O próprio Summers se irrita com a sugestão de que esteja querendo contradizer a tendência predominante na instituição que lidera ou, de alguma maneira, impor um controle sobre ela. Ele rejeita a alcunha de "conservador cultural", não apenas porque ela lhe traria muitos problemas mas também, afirmou, porque aqueles que marcham sob essa bandeira tendem a "ter opiniões sobre o único caminho correto a seguir, que costuma ser um caminho branco, europeu e masculino".

Summers não é realmente esse tipo de ideólogo. Antes, o que acontece é que ele é uma figura que não se envergonha de se dizer de centro em meio a uma cultura altamente progressista.

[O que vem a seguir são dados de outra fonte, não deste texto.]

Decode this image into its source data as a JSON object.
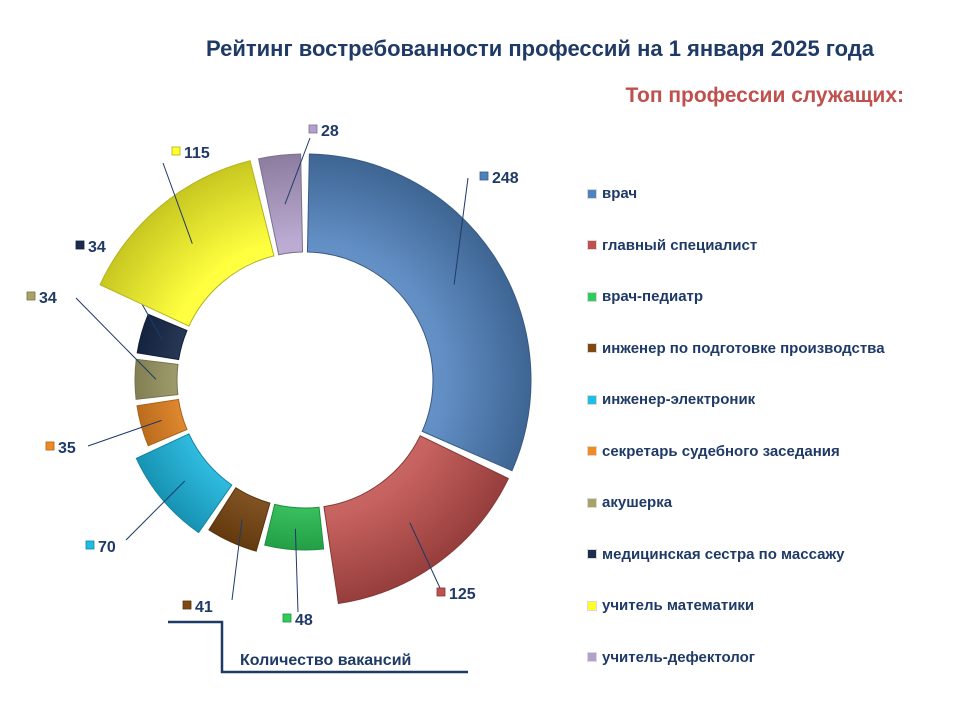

A razão fundamental pela qual Summers quer modificar o currículo universitário é que, como ele próprio explica, a natureza do conhecimento mudou radicalmente.

Summers frequentemente afirma que um dos dois fenômenos mais importantes do último quarto de século é a revolução nas ciências biológicas. No entanto, como ele também costuma dizer com frequência, embora seja socialmente inaceitável numa universidade de elite admitir que você não leu uma peça de Shakespeare, nenhum estigma acompanha a declaração de que você não conhece a diferença entre um gene e um cromossomo ou o significado do crescimento exponencial. Summers compara essa ignorância ao provincianismo de alguém que nunca viajou para fora de seu país.

Ele quer que cada estudante viva na ciência por algum tempo e não se limite a fazer "turismo" em um curso que vise ajudar os alunos a "pensar como biólogos". Summers não se opõe categoricamente à abordagem das "maneiras de conhecer". "O que é difícil", diz, "é traçar uma linha divisória entre aprender muita ciência em uma área e ter uma visão mais ampla, mas menos profunda e menos próxima do empreendimento profissional genuíno".

É bem possível que, assim como um reitor anterior de Harvard, Charles W. Eliot (1834-1926), acabou por ser visto como o homem que levou toda a gama do conhecimento moderno para dentro da universidade tradicional, Summers conquiste a imagem do homem que levou as universidades a se aproximarem decisivamente do conhecimento cada vez mais analítico, movido pelos dados.

De certa maneira, Summers quer deslocar Harvard ao mesmo tempo para a vanguarda e para a retaguarda. Ele quer que a universidade esteja na vanguarda das pesquisas mais avançadas; tem muito orgulho de um instituto de genômica que Harvard formou em colaboração com o MIT, entidade essa que vai custar US$ 300 milhões ao longo de dez anos. Ao mesmo tempo, é um tradicionalista intelectual. Ele gostaria de trazer de volta o velho curso de panorama da história da arte, embora, é claro, sob uma forma menos eurocêntrica.

"É mais importante os estudantes terem conhecimentos básicos de literatura do que conhecerem as tendências atuais em termos de teoria literária." Depois de tudo considerado, disse ele, "eu gostaria que déssemos mais ênfase ao conhecimento".

No último século e meio, o tempo médio no cargo dos reitores de Harvard tem sido de pouco mais de 20 anos. É provável que Summers permaneça em Harvard por muito tempo. No entanto, é difícil visualizar como ele poderá liderar a instituição se tantos de seus cidadãos essenciais sentem que ele não compartilha os valores deles. Depois de passarmos muitas horas juntos, eu lhe disse que me surpreendi ao constatar a intensidade da antipatia que as pessoas nutrem por ele.

Summers pensou por um minuto, depois começou a falar sobre como as pessoas opõem uma resistência natural às mudanças. "Sim", disse eu, me sentindo um pouco sem jeito, "mas é de você que elas não gostam". Ele pareceu um pouco espantado (pela primeira vez), depois disse, em voz baixa: "Sinto muito por saber disso".

Na realidade, porém, ele não sentia nada. "Minha abordagem é agressiva e desafiadora", explicou, com um daqueles sorrisos rápidos e constrangidos que às vezes insere no meio de uma frase, "e é possível que tenha havido momentos em que as pessoas tenham se sentido desrespeitadas. Com toda certeza, nunca foi essa minha intenção".

Por outro lado, acrescentou: "Não vejo a liderança como um concurso de popularidade".